2016/01/16 18:03
まだ新しい方途は見えてこないけど、試作を2点ばかり。なにかこう、突き抜けたいのだけれど、従来のスタイルがどうしても邪魔をする。タイトルやなんか、つい大きくなってしまう。小さくたって人の目を惹くことは可能。それより、エスプリとヒューマニティ。これが目下のキーワードなのだが、思わせぶりな雰囲気にまでは至らない。
例えば上のサンプルの場合、必ずと言っていいほど、縦組の英文のタイトルが読み辛いという意見が編集側から出るに違いない。「もう少しハッキリ読めるようにできませんか」ってね。しかし、このサンプル場合、これこそがデザインの要というか味噌であり、まさに〝可能性としての〟云々を暗喩するものなのだ。雰囲気を作り出しているものなのだ。それにこれをハッキリさせると、和文のタイトルとのバランスを欠いて、こちらも文字を大きくするなりなんなりの手を打たねばならなくなる。デザインというのは、とてもデリケートなバランスの上に成り立っている。でも、僕も随分大人になった。第一こちらも忙しいので、いちいち反論はしない。それをしていると、必ず諍いになるだろうし、埒が開かなくなる。仕事に支障を来す。悪循環に陥る。

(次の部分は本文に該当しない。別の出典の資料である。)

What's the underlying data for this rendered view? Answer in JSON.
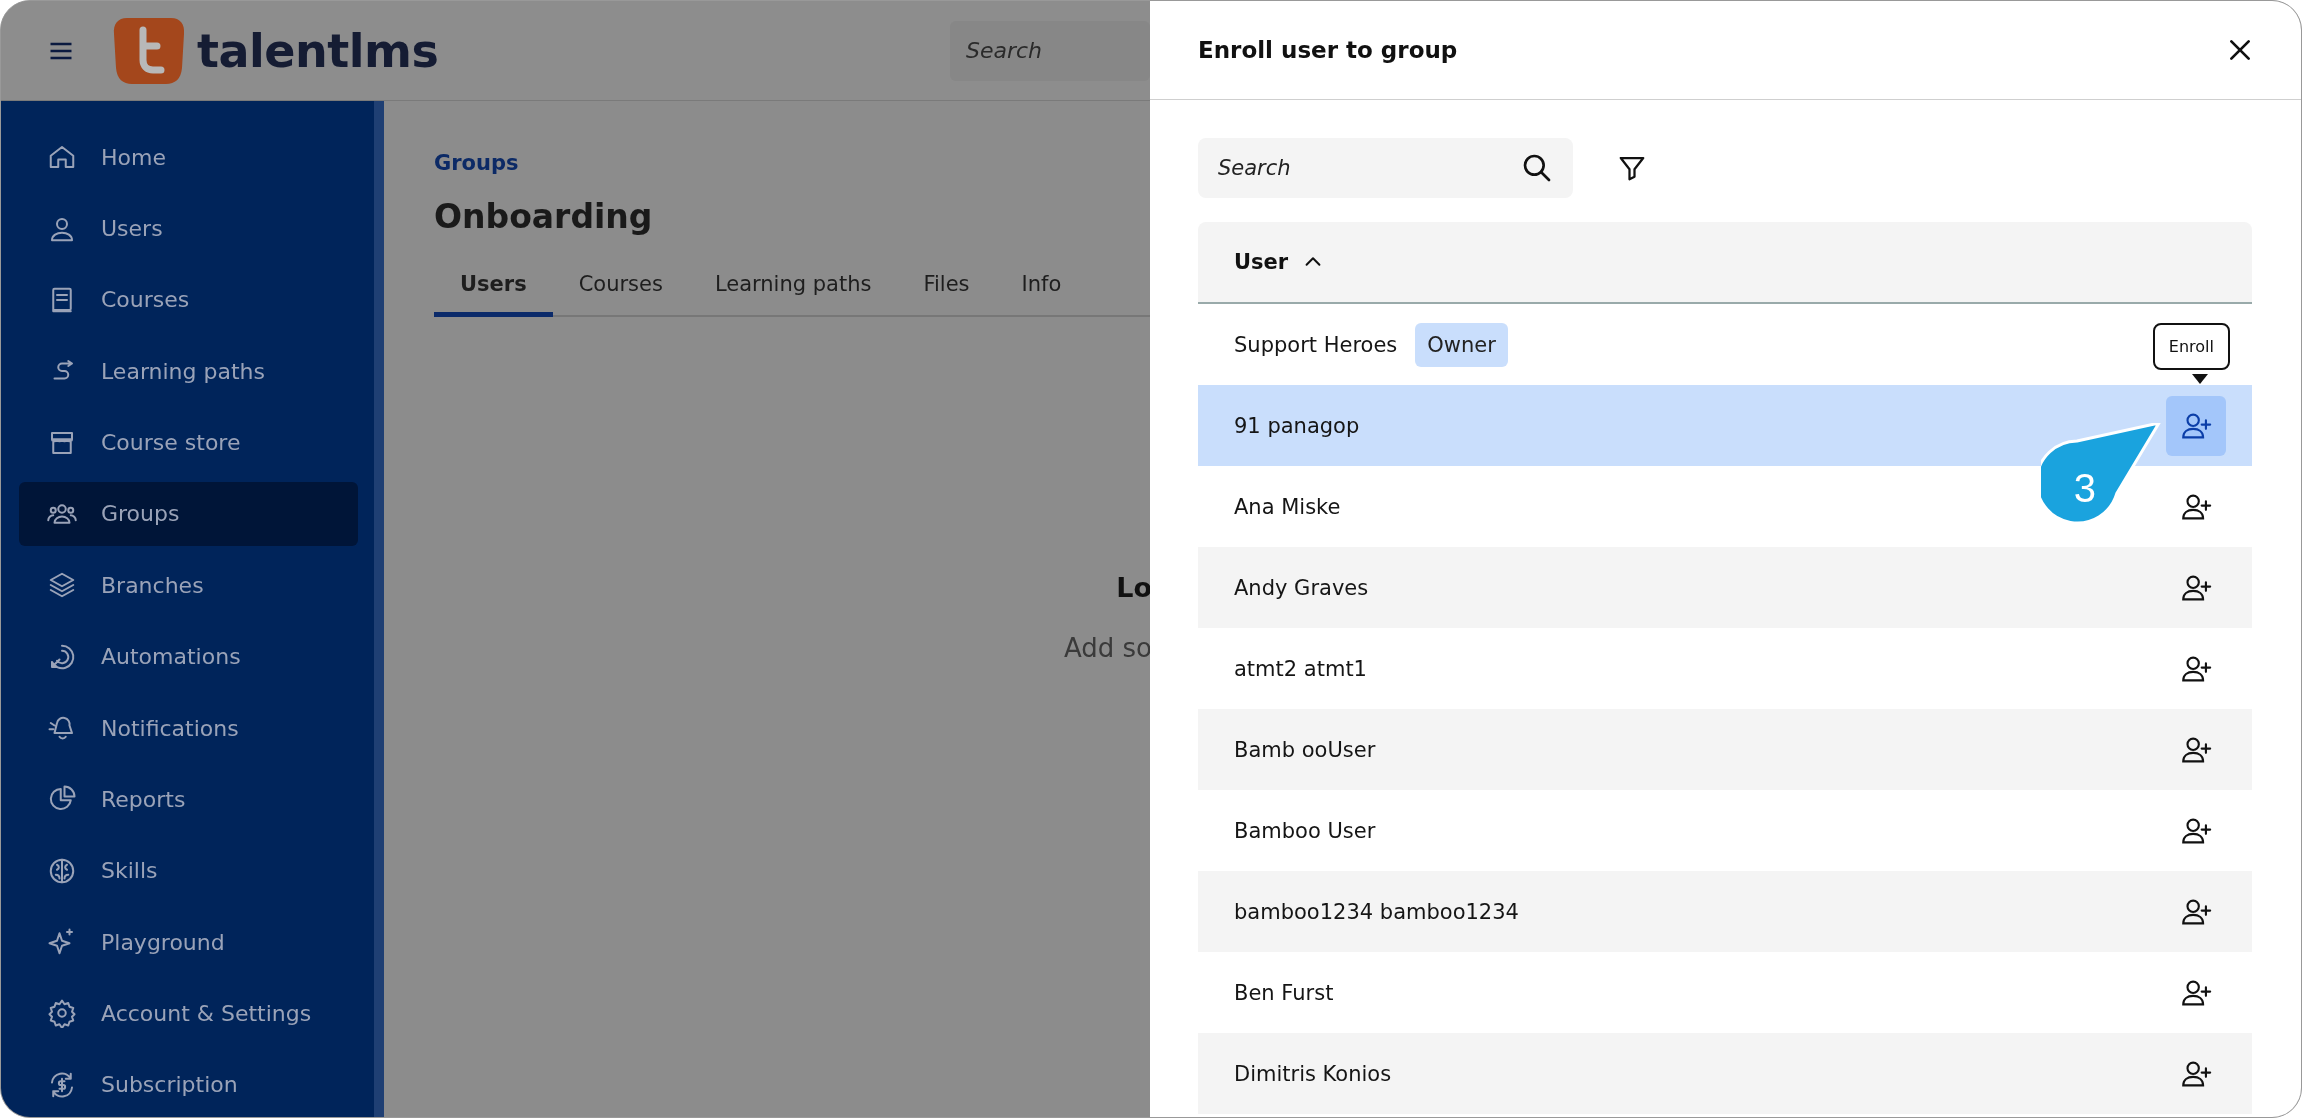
{
  "header": {
    "logo_text": "talentlms",
    "search": {
      "placeholder": "Search"
    }
  },
  "sidebar": {
    "items": [
      {
        "label": "Home",
        "selected": false
      },
      {
        "label": "Users",
        "selected": false
      },
      {
        "label": "Courses",
        "selected": false
      },
      {
        "label": "Learning paths",
        "selected": false
      },
      {
        "label": "Course store",
        "selected": false
      },
      {
        "label": "Groups",
        "selected": true
      },
      {
        "label": "Branches",
        "selected": false
      },
      {
        "label": "Automations",
        "selected": false
      },
      {
        "label": "Notifications",
        "selected": false
      },
      {
        "label": "Reports",
        "selected": false
      },
      {
        "label": "Skills",
        "selected": false
      },
      {
        "label": "Playground",
        "selected": false
      },
      {
        "label": "Account & Settings",
        "selected": false
      },
      {
        "label": "Subscription",
        "selected": false
      }
    ]
  },
  "main": {
    "breadcrumb": "Groups",
    "title": "Onboarding",
    "tabs": [
      {
        "label": "Users",
        "selected": true
      },
      {
        "label": "Courses",
        "selected": false
      },
      {
        "label": "Learning paths",
        "selected": false
      },
      {
        "label": "Files",
        "selected": false
      },
      {
        "label": "Info",
        "selected": false
      }
    ],
    "empty_title": "Lo",
    "empty_text": "Add so"
  },
  "panel": {
    "title": "Enroll user to group",
    "search": {
      "placeholder": "Search"
    },
    "table": {
      "column": "User",
      "rows": [
        {
          "kind": "owner",
          "name": "Support Heroes",
          "tag": "Owner",
          "selected": false
        },
        {
          "kind": "member",
          "name": "91 panagop",
          "selected": true
        },
        {
          "kind": "member",
          "name": "Ana Miske",
          "selected": false
        },
        {
          "kind": "member",
          "name": "Andy Graves",
          "selected": false
        },
        {
          "kind": "member",
          "name": "atmt2 atmt1",
          "selected": false
        },
        {
          "kind": "member",
          "name": "Bamb ooUser",
          "selected": false
        },
        {
          "kind": "member",
          "name": "Bamboo User",
          "selected": false
        },
        {
          "kind": "member",
          "name": "bamboo1234 bamboo1234",
          "selected": false
        },
        {
          "kind": "member",
          "name": "Ben Furst",
          "selected": false
        },
        {
          "kind": "member",
          "name": "Dimitris Konios",
          "selected": false
        }
      ]
    },
    "tooltip": "Enroll",
    "callout": "3"
  }
}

出版物のデザインを一見すれば、社員の精神年齢やセンスがたちどころに判る。なので、僕の目から見て、水準に達さないところにはDMなんかはなから出さない。仮に一緒に仕事をしても、良いものは決して作れない。なにもかも違うから、お互いに満足するはずもないし。
難しいな。皆さんも面白がって一緒になって考えてくださると幸い。こういうことも、この国の将来の存立にかかわる結構重要な問題なのですから。